Monday, March 30, 2009

Movie critics - Endangered Species


This not a blog I particularly looked forward to posting. Both at McGill and with my-pov.ca, I swore to myself I would focus exclusively on celebrating movies and what makes us love our movies, still the greatest bang-for-our-buck. They buffet our emotions, mold our outlook and leave us enthralled.

However three separate emails to me, each disparaging recent ‘Your movie sucks’ reviews in the Gazette, drags me reluctantly into contextualizing movie reviewing into a North American context. A glut of movie critic firings and layoffs at The Village Voice, Newsday, Newsweek, Denver, Tampa, Fort Lauderdale are making movie reviewers an endangered species as newspapers slide into oblivion, revenues declining, under pressure from Web alternatives.

Roger Ebert despaired. ‘ We are being trained not to think. It is not about the disappearance of film critics. We are the canaries. It is about the death of an intelligent and curious, readership, interested in significant things and able to think critically. It is about the failure of our educational system. It is not about dumbing-down. It is about snuffing out. The news is still big. It’s the newspapers that got small.’

Ah! Gloria Swanson! Where is she now?

At http://blogs.sltrib.com/movies/labels/disappearing%20critics.htm, is a list of 49 movie critics who have disappeared. It feels like a conspiracy. The Seattle Post-Intelligencer newspaper is only a virtual reality. The Detroit Free Press is the biggest newspaper to expunge its film critics entirely, borrowing movie copy they don’t have to pay for out of payroll.

The Montreal Gazette may be the next in line. It wants the contractual freedom to do like the Detroit Free Press. Layoffs and buyouts are every Gazette journalist’s daily nightmare-of-life. The parent company, Canwest Publishing Inc. wants to centralize its operations, allowing it to outsource movie reviewing. And no doubt, pick up syndicated fanboy items. As a consequence, Gazette staffers, such as John Griffin, no longer appear to have much of a future. Not only is the job security of Gazette writers at high risk, but also for readers like us, it’s greatly minimizing future of local reviewing and reporting. Indeed, the National Post and Global Television – other deep-in-debt Canwest enterprises – also seem to be facing a haunting, bleak future themselves.

Movie reviewers, even in the best of times, have always been under pressure by editors, by distributors, to provide suck-up dumbassery fawning verbiage, designed to attract distributor advertising, invite junkets to exotic locations. How indeed any critic decides what he likes more than another, when and where to ladle cutline praise has always been a mystery to me. But that's beside the point. Different folk like different movies and most don't need nobheads telling us what is good.

That being said, for our kinds of movies – non-Hollywood, foreign, small - critical accolades mean the difference between their relevance and obscurity, their box office success or failure.
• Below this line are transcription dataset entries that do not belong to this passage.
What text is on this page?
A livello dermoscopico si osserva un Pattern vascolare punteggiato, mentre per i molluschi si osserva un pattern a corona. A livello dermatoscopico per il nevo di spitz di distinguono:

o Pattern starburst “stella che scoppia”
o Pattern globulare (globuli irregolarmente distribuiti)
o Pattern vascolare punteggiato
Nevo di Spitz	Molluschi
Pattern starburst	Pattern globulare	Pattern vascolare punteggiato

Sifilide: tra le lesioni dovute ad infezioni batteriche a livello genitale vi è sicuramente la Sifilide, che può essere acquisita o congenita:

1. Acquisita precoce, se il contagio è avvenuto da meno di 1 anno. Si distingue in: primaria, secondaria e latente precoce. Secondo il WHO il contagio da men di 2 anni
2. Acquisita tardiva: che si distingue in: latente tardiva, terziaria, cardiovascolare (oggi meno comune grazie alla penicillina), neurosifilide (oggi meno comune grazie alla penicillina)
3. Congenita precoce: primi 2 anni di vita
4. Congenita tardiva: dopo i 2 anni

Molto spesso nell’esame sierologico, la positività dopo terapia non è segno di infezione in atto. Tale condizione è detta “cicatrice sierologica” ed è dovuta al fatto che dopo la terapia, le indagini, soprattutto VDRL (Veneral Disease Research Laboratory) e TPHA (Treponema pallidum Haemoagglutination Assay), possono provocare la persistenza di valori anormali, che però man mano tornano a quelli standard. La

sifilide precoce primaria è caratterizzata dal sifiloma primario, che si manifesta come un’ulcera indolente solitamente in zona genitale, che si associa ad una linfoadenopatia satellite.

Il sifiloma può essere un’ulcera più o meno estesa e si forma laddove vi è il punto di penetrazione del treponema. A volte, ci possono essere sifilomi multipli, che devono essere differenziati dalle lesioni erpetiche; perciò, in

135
Critics who provide well-rounded information with an opinion attached, make the difference. Otherwise small movies would never be found. The Lives of Others found its audience only after being championed by critics. One Week, a small Canadian movie opened strong, thanks to John Griffin’s ***** review. The extinction of reviewers is sure to have profound repercussions. Who’s gonna championing the movies, lacking crowd-pleasing content or marketing muscle their way into public consciousness?

It is for precisely this reason I set up my-pov.ca. Over our lifetimes, movie reviewing has mutated several times. In the 50s, spurred on by Le Cahiers du Cinema, it became grunge beat intellectual. In the 60s, Andrew Sarris and Pauline Kael made it celebrity-glossy. In the 80s, Gene Siskel and Roger Ebert took it to TV. Now the Internet generation is democratizing it, pretty much anyone with a website, now an arbiter of taste. So the movie scourge is not going away, just disappearing from our newspapers, and reincarnating onto digital platforms.

And yet, if Canwest management has its way, I sense a dire abyss in front of us: without local beat reporters (love ‘em or hate ‘em), the Gazette will inevitably bypass indigenous movies, ignore local festivals, personalities, tastes and concerns. Great movies live and die by erudite film critics getting behind them. People aren’t going to go to movies, because of some joker like me, blogging the Internet. They are capable of calibrating their opinions against the aesthetics of John Griffin, Brendan Kelly, Bill Brownstein. We'll miss them when they're gone.